Cash for car. After years of preparatory work and excessive media attention the mobility allowance is finally in place. The law that introduces this allowance – often referred to as “cash for cars” - was published in the Belgian State Gazette on May 7, 2018 and is to be applied retroactively as of January 1, 2018.

Basic principle

The starting point of this law is that employees with a company car can exchange that car for a monthly allowance.

The law is based on a principle of double freedom of choice: the employer is free to introduce the system or not, and the employee from his side is free to exchange his vehicle or not. When both parties agree, a written agreement is set up. This agreement is considered a social document to be kept by the employer.

Main conditions

  • The employer must have had a system of company cars in place for 36 months on end prior to the introduction of the mobility allowance. New employers are exempt from this rule, provided that at the time of the introduction of the allowance, they have at least 1 or 2 company cars in use.
  • During that period of 36 months, the employee must have had a company car for at least 12 months, of which 3 months on end prior to the application. Should an employer hire a new employee who already had the mobility allowance with his previous employer, both parties can agree to maintain this advantage. If the employee had a company car with his previous employer for under 12 months, then he can transfer the months already accrued and complete his term with his new employer.

Amount of the allowance

The amount of the allowance will be determined on a year’s basis and depends on the value of the car that is being exchanged. The formula is as follows: catalogue value x 6/7 x 20%.

If the employee had a fuel card, the formule becomes: catalogue value x 6/7 x 24%.

Potential personal contributions must be deducted. To set the corresponding monthly amount, the yearly reimbursement is to be divided by 12.

An example: exchange of a company car with a catalogue value of € 29.475 + fuel card.
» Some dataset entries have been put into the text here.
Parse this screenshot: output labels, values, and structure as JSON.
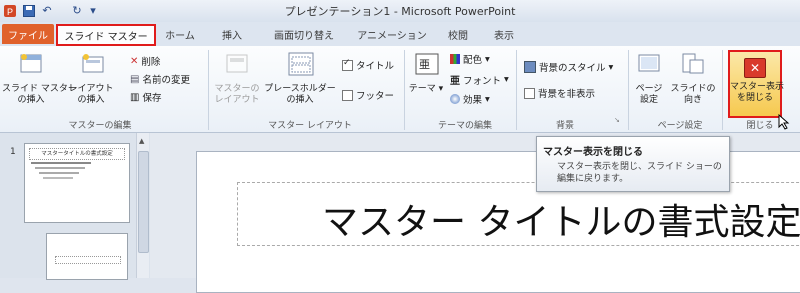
{
  "window": {
    "title": "プレゼンテーション1 - Microsoft PowerPoint",
    "qat_undo": "↶",
    "qat_redo": "↻"
  },
  "tabs": [
    {
      "label": "ファイル"
    },
    {
      "label": "スライド マスター"
    },
    {
      "label": "ホーム"
    },
    {
      "label": "挿入"
    },
    {
      "label": "画面切り替え"
    },
    {
      "label": "アニメーション"
    },
    {
      "label": "校閲"
    },
    {
      "label": "表示"
    }
  ],
  "ribbon": {
    "master_edit": {
      "insert_slide_master": "スライド マスター\nの挿入",
      "insert_layout": "レイアウト\nの挿入",
      "delete": "削除",
      "rename": "名前の変更",
      "preserve": "保存",
      "group_label": "マスターの編集"
    },
    "master_layout": {
      "master_layout": "マスターの\nレイアウト",
      "insert_placeholder": "プレースホルダー\nの挿入",
      "title_check": "タイトル",
      "footer_check": "フッター",
      "group_label": "マスター レイアウト"
    },
    "theme_edit": {
      "themes": "テーマ",
      "colors": "配色",
      "fonts": "フォント",
      "effects": "効果",
      "group_label": "テーマの編集"
    },
    "background": {
      "background_styles": "背景のスタイル",
      "hide_background": "背景を非表示",
      "group_label": "背景"
    },
    "page_setup": {
      "page_setup": "ページ\n設定",
      "slide_orientation": "スライドの\n向き",
      "group_label": "ページ設定"
    },
    "close": {
      "close_master_view": "マスター表示\nを閉じる",
      "group_label": "閉じる"
    }
  },
  "tooltip": {
    "title": "マスター表示を閉じる",
    "body": "マスター表示を閉じ、スライド ショーの\n編集に戻ります。"
  },
  "slide_pane": {
    "thumb1_number": "1",
    "thumb1_title": "マスタータイトルの書式設定"
  },
  "slide": {
    "title": "マスター タイトルの書式設定"
  },
  "colors": {
    "file_tab": "#e0612b",
    "highlight": "#e01b1b",
    "close_button": "#f6c94f"
  }
}
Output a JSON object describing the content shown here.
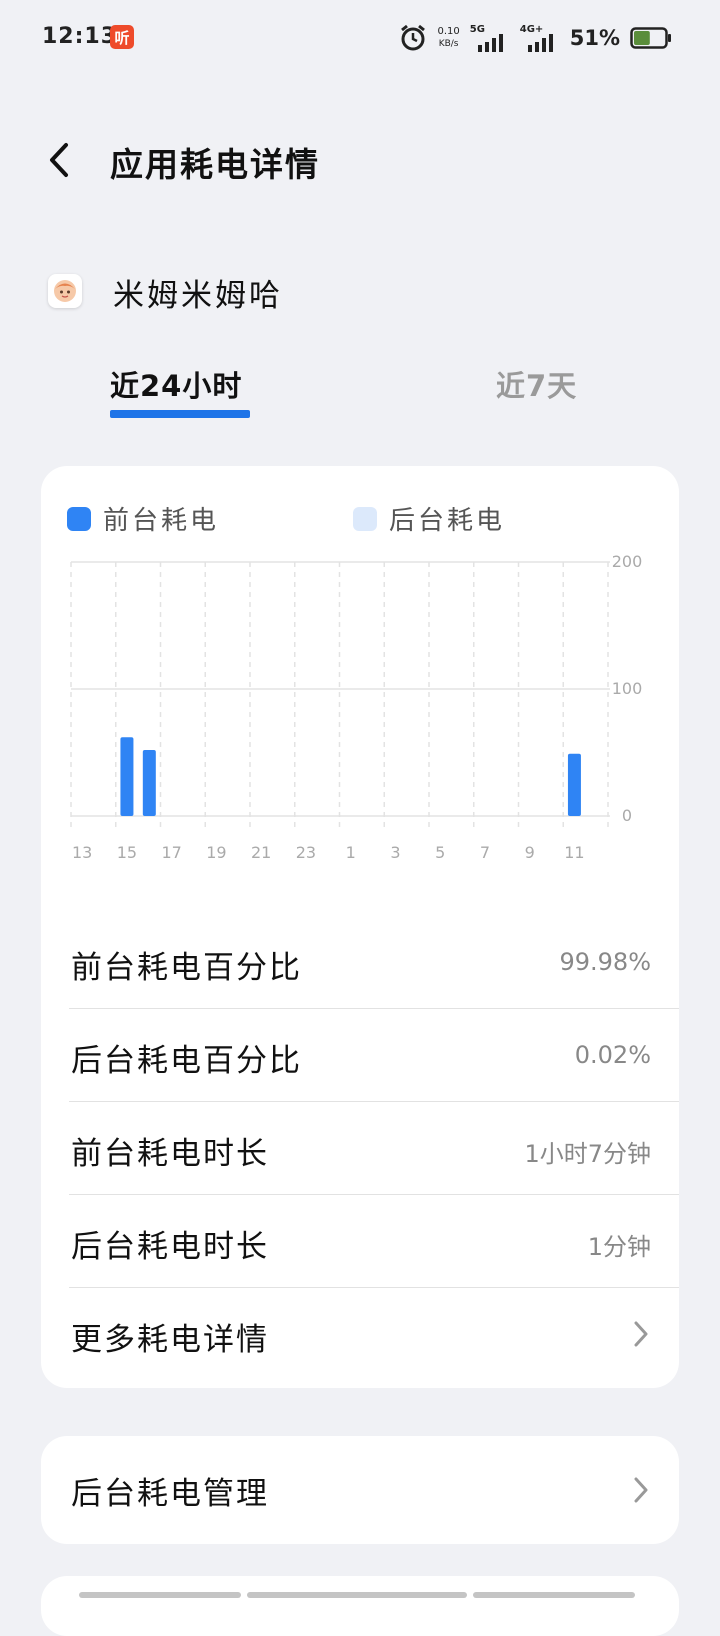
{
  "status_bar": {
    "time": "12:13",
    "app_badge": "听",
    "net_speed_value": "0.10",
    "net_speed_unit": "KB/s",
    "signal_5g_label": "5G",
    "signal_4g_label": "4G+",
    "battery_percent": "51%",
    "battery_level": 0.51
  },
  "header": {
    "title": "应用耗电详情"
  },
  "app": {
    "name": "米姆米姆哈"
  },
  "tabs": [
    {
      "label": "近24小时",
      "active": true
    },
    {
      "label": "近7天",
      "active": false
    }
  ],
  "legend": {
    "foreground": "前台耗电",
    "background": "后台耗电"
  },
  "colors": {
    "accent": "#1e74e8",
    "foreground_bar": "#2f84f4",
    "background_bar": "#dce9fb"
  },
  "chart_data": {
    "type": "bar",
    "categories": [
      "13",
      "14",
      "15",
      "16",
      "17",
      "18",
      "19",
      "20",
      "21",
      "22",
      "23",
      "0",
      "1",
      "2",
      "3",
      "4",
      "5",
      "6",
      "7",
      "8",
      "9",
      "10",
      "11",
      "12"
    ],
    "x_tick_labels": [
      "13",
      "15",
      "17",
      "19",
      "21",
      "23",
      "1",
      "3",
      "5",
      "7",
      "9",
      "11"
    ],
    "series": [
      {
        "name": "前台耗电",
        "values": [
          0,
          0,
          62,
          52,
          0,
          0,
          0,
          0,
          0,
          0,
          0,
          0,
          0,
          0,
          0,
          0,
          0,
          0,
          0,
          0,
          0,
          0,
          49,
          0
        ]
      },
      {
        "name": "后台耗电",
        "values": [
          0,
          0,
          0,
          0,
          0,
          0,
          0,
          0,
          0,
          0,
          0,
          0,
          0,
          0,
          0,
          0,
          0,
          0,
          0,
          0,
          0,
          0,
          0,
          0
        ]
      }
    ],
    "y_ticks": [
      "200",
      "100",
      "0"
    ],
    "ylim": [
      0,
      200
    ],
    "grid": true,
    "legend_position": "top"
  },
  "stats": [
    {
      "label": "前台耗电百分比",
      "value": "99.98%"
    },
    {
      "label": "后台耗电百分比",
      "value": "0.02%"
    },
    {
      "label": "前台耗电时长",
      "value": "1小时7分钟"
    },
    {
      "label": "后台耗电时长",
      "value": "1分钟"
    },
    {
      "label": "更多耗电详情",
      "value": ""
    }
  ],
  "manage": {
    "label": "后台耗电管理"
  }
}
Yearly reimbursement = € 29.475 x 6/7 x 24% = € 6.063,43. The monthly reimbursement = € 6.063,43/12 = € 505,29.

The mobility allowance is not considered to be salary so the classic social security contributions are not applicable. The employer however pays a solidarity contribution that equals the solidarity contribution that was due on the exchanged company car.

From the employee’s side, the reimbursement is free of social security charges, but the employee does pay taxes on the amount that results from the following formula: catalogue value x 6/7 x 4%.

This reimbursement obviously is brought to life to finance the employees’ daily commute, despite the chosen means of transportation. Therefore, the employer will no longer compensate transportation in any other way once the employee opts for the exchange. 

The reimbursement will be granted as long as the employee does not have a company car in a function that normally comes with one. 

The reimbursement will be indexed every year on January 1st, according to a system that still needs to be defined by Royal Decree.

Mobility: allowance or budget?

The mobility allowance that is the subject of this newsletter is not the same as the mobility budget, upon which the federal government reached an agreement recently. Based on the information we have right now, the mobility budget is foreseen for employees who exchange their company car for a more eco-friendly model, supplemented with alternatives, such as a subscription for public transport or an electric bike. The budget that might still be remaining, may be paid in cash.